I noticed that a lot of mappings were
a) just wrong (e.g. linked to the wrong record, like col a vs col b, or the wrong version number / line item)
b) missing (e.g. no field to capture some data in a record)
c) duplicated (e.g. multiple fields mapped to the same name)
d) inconsistently named
e) not well segregated (e.g. comma or newline within fields that aren't escaped and are comma/newline separated)
So I'm working on a major overhaul of the source mapping, deriving directly from the e-filing headers all versions.xlsx eFilingFormats file. While at it, I'm having it support versions 1 & 2 as well as deprecated forms.
Because the data import will have to be re-done anyway (because of a-c above), I'm being a bit aggressive about making the names consistent and semantic — e.g. total_receipts_ytd instead of col_b_total_receipts.

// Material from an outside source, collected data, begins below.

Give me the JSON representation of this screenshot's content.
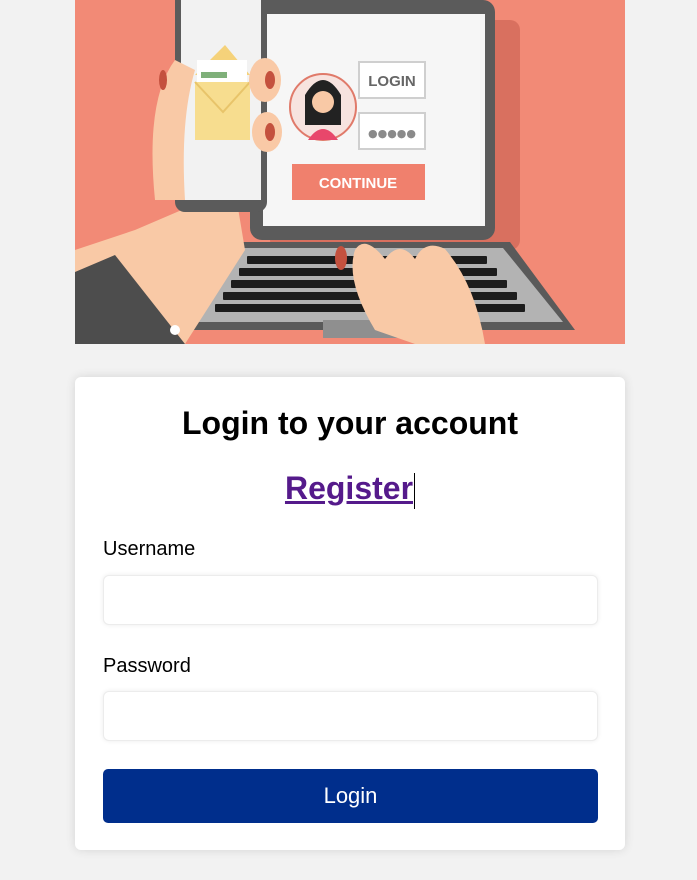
{
  "hero": {
    "image_name": "login-illustration",
    "screen_login_label": "LOGIN",
    "screen_password_mask": "●●●●●",
    "screen_continue_label": "CONTINUE",
    "phone_password_mask": "●●●●●●"
  },
  "form": {
    "title": "Login to your account",
    "register_link": "Register",
    "username_label": "Username",
    "username_value": "",
    "password_label": "Password",
    "password_value": "",
    "submit_label": "Login"
  },
  "colors": {
    "page_background": "#f2f2f2",
    "hero_background": "#f28a76",
    "link": "#551a8b",
    "button": "#002e8c"
  }
}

I'm hoping to reduce the total number of canonical field names from the current ~1.2k to something a bit more sane. ;-)
The new version will have a regex based mapping file, with US delimiters (ascii 31) and field type/size data, both to make it easier to edit in the future and to be able to automatically output a database migration file.
I'm expecting to be done in about a week and will make a pull request then. Right now it's not in a fully consistent state.
So @dwillis et al, please hold off on working on this part of the code for the moment.
(Also, I'll be publishing an .sql.gz dump of the full import to date.)